The other neat thing about the EPLRS is you can use other stations in the net to communicate over the horizon. So you get high speed and long range.
This stuff worked very well in Iraq, all the way down to sniper teams with a backpack. I'm jealous...
20 MHz is not that wide to do brute-force jamming though. Also FH type signals are easy to triangulate. I expect to see jamming equipment out of Eastern Europe, and Iran :-)
For those that haven't heard it before, see the following:
I need to update the page but it's all there.
Steve - AA5TB
I guess you must think that we have the ability to do synching of radios to some form of protocol to effect synchronized 'hopping.' Well, considering that this stuff is point to point, the concept sort of defeats the idea of high level repeaters and wide area coverage from one location. Essentially, it is a secure simplex system.

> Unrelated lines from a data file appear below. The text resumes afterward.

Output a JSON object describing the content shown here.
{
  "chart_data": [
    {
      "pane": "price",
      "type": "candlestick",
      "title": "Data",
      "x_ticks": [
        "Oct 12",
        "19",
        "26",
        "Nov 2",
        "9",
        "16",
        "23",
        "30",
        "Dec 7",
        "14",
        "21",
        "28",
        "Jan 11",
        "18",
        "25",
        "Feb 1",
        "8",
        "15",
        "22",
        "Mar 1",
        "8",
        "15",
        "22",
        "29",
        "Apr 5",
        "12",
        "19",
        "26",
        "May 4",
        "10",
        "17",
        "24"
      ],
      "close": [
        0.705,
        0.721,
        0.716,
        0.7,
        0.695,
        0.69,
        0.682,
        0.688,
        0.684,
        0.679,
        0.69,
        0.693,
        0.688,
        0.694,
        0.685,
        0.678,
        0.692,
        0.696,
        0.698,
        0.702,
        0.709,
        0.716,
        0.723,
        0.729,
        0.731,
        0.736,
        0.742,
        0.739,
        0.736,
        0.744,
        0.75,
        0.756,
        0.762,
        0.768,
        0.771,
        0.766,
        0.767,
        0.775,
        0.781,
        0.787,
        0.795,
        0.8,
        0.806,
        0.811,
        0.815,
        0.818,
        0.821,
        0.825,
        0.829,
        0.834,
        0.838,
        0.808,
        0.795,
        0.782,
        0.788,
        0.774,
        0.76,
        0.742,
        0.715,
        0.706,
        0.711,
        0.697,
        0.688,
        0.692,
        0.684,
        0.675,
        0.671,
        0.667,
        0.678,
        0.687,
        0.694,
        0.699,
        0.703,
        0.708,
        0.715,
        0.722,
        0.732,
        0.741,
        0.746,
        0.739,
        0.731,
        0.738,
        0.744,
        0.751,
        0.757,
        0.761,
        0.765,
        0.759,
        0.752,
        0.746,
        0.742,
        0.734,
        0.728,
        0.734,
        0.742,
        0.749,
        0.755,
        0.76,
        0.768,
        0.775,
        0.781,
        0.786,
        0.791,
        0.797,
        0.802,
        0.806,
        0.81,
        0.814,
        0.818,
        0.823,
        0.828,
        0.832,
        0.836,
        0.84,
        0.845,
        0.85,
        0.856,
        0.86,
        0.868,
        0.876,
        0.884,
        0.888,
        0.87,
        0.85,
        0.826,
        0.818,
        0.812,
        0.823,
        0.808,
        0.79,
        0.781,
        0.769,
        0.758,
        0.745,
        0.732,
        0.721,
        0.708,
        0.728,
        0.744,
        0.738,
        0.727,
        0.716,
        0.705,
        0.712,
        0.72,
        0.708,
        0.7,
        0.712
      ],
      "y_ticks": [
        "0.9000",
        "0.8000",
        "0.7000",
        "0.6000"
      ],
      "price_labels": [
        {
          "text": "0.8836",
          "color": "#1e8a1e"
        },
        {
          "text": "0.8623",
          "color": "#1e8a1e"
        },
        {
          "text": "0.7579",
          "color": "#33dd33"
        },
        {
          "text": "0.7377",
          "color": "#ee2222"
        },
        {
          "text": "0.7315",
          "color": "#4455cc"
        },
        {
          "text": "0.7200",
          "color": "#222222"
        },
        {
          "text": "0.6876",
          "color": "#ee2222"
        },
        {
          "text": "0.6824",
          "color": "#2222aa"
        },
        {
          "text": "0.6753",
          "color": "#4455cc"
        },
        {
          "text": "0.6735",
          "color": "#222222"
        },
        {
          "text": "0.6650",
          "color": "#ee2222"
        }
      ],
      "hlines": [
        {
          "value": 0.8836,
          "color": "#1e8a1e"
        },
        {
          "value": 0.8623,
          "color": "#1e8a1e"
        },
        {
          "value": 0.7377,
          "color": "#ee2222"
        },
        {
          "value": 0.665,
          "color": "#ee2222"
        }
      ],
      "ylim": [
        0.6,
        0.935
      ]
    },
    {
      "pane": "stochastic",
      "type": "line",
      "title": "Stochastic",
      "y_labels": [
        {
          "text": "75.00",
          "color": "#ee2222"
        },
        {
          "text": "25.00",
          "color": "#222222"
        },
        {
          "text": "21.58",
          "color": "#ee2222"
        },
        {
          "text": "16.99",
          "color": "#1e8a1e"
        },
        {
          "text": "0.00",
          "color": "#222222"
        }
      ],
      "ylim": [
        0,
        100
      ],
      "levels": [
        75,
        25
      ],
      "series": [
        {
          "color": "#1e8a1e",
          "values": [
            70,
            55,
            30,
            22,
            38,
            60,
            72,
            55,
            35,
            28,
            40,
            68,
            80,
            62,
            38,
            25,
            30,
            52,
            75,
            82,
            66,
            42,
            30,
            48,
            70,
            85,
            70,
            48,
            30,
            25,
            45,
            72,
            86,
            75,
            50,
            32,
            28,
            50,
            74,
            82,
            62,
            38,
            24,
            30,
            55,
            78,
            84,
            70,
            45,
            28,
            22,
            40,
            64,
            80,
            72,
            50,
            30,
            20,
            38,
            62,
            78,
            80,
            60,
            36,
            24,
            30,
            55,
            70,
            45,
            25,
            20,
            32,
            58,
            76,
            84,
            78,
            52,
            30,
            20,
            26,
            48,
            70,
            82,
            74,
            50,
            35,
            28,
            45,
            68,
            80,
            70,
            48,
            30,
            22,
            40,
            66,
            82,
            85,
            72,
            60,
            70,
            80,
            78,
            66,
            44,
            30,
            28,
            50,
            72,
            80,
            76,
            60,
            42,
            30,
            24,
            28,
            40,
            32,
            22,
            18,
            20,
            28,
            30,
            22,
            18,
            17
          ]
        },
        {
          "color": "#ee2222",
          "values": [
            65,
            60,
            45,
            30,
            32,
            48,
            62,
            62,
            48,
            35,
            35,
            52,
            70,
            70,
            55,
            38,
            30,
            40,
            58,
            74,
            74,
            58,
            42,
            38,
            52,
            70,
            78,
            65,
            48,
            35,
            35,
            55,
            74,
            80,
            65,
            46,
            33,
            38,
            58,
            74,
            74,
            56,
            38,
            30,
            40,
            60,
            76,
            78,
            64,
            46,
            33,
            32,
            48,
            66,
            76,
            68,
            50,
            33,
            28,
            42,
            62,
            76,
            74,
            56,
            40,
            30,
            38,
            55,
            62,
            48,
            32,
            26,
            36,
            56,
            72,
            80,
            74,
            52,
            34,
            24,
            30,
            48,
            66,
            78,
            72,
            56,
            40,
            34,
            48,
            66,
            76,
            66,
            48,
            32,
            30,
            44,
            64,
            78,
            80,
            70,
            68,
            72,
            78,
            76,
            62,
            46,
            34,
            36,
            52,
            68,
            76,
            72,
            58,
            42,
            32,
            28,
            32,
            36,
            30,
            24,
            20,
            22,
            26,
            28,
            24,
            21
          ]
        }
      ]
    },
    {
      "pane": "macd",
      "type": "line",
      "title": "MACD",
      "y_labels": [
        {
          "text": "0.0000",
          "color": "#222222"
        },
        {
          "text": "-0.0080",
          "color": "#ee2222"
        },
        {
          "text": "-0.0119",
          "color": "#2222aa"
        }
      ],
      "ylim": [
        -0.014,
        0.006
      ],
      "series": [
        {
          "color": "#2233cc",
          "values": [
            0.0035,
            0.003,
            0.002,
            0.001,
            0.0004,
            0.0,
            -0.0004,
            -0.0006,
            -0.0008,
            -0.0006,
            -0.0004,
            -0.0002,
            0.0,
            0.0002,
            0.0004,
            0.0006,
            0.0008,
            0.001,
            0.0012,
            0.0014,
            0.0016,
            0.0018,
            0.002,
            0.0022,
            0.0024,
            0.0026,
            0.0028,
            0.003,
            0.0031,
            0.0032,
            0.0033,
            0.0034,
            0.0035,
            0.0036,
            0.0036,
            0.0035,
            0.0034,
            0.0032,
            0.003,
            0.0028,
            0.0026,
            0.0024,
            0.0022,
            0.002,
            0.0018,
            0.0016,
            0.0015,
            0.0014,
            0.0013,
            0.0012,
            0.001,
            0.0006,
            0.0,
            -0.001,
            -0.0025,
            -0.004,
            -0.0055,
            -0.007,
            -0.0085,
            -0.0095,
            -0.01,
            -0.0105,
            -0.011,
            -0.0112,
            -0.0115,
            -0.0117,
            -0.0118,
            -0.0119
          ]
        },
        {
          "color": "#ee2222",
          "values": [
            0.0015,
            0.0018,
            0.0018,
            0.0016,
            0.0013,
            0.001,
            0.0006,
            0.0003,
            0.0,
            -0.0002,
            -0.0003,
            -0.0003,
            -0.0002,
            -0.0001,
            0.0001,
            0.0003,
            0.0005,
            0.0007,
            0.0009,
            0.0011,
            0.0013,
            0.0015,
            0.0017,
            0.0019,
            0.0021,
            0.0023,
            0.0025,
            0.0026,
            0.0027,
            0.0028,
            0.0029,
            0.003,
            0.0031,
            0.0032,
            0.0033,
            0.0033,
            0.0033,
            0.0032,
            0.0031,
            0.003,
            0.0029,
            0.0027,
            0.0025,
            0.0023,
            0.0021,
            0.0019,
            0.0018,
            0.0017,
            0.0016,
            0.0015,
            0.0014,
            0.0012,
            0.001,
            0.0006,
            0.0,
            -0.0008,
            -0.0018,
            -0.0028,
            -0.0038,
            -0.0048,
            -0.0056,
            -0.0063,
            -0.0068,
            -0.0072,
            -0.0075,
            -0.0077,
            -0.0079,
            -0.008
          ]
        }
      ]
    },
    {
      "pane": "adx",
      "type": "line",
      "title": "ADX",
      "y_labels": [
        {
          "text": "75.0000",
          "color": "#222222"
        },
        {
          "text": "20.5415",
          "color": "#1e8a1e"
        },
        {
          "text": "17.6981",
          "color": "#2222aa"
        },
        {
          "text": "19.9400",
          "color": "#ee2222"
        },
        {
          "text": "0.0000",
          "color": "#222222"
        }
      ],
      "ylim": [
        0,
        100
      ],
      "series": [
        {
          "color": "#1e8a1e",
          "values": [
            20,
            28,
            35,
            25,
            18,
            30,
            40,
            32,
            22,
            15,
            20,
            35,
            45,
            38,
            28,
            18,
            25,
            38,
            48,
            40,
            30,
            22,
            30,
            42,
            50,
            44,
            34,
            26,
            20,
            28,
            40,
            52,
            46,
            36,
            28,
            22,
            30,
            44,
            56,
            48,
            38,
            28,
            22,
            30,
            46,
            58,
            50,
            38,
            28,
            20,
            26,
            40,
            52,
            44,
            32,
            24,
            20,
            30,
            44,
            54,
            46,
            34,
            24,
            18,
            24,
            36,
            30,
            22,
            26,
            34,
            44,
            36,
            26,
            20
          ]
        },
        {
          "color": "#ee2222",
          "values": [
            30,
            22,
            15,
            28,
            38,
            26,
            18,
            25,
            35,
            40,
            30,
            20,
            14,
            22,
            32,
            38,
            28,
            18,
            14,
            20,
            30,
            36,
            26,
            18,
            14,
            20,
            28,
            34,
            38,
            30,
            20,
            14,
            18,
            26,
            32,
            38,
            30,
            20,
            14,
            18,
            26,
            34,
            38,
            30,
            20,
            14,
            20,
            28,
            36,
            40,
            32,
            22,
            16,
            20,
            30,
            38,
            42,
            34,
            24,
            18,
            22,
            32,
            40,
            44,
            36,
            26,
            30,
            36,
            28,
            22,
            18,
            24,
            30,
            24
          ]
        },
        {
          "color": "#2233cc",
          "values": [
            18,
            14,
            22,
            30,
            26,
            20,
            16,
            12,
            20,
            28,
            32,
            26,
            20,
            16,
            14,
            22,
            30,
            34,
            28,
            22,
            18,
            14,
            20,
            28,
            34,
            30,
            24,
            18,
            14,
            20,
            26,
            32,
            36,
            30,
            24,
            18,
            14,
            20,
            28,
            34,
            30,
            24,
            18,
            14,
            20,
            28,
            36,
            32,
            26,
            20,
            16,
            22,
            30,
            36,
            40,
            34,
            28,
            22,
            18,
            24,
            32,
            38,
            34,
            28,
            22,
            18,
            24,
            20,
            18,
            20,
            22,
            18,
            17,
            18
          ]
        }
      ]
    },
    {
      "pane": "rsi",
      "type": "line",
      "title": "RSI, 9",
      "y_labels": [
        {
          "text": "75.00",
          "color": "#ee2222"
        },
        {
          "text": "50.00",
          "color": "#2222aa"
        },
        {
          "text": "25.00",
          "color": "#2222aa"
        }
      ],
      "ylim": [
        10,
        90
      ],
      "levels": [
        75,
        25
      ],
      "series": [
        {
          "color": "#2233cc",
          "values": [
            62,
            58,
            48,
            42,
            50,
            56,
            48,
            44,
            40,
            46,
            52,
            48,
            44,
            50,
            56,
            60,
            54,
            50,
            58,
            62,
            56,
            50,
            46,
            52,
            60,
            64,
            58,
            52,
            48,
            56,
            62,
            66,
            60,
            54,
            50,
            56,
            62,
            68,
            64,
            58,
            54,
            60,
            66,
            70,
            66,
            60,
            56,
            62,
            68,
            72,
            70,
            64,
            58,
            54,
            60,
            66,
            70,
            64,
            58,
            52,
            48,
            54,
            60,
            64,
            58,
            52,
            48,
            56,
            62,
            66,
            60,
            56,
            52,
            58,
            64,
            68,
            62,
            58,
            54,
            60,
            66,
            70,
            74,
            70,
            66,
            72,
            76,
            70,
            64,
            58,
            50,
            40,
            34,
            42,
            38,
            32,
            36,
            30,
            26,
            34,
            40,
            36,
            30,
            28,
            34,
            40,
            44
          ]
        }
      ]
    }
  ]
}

And, the simplex repeating is akin to packet.
Originally Posted by K5OKC
No, it doesn't fit rag chewing and it doesn't fit emcomm. In a crisis, we need maximum communicability, not security, which spread spectrum is all about. Imagine what would happen to a person trying to summon help if the radio they used didn't have the right hopping protocol? Nothing heard from them and nothing heard from anybody else.
Like I tried to joke about, there is ample spectrum that has been freed from UHF TV for the FCC and NTIA to put this "high priced spread" junk on. And, if they can't manage to do that, then perhaps they should underwrite the cost of new garage door opener receivers and transmitters for the general public to use to replace what is now in use by everyone. The Canucks can do what they please, of course, while we Yank around.
I disagree. The main advantage of SS is that it virtualizes the spectrum. Instead of having 40 frequency channels (repeaters are channelized, and I know amateurs like to say we are against channelization, but there it is) in the frequency domain, we can have 10,000 channels in the frequency and time domain.
Originally Posted by W6EM
Spread Spectrum is like a Multitasking Real Time Operating system on top of raw hardware. Repeaters are like using the raw hardware and accepting the limitations. Sort of like DOS versus Java, or DOS versus .NET.
The reason the U.S. Military could care less about obsolete TV spectrum, is they need spectrum that they can use in any part of the world. We all remember what happened when the B-2 bomber decided to use any frequency they wanted for the radar. Yes, cost billions in tax dollars to start over again, and put the radar in the right spectrum.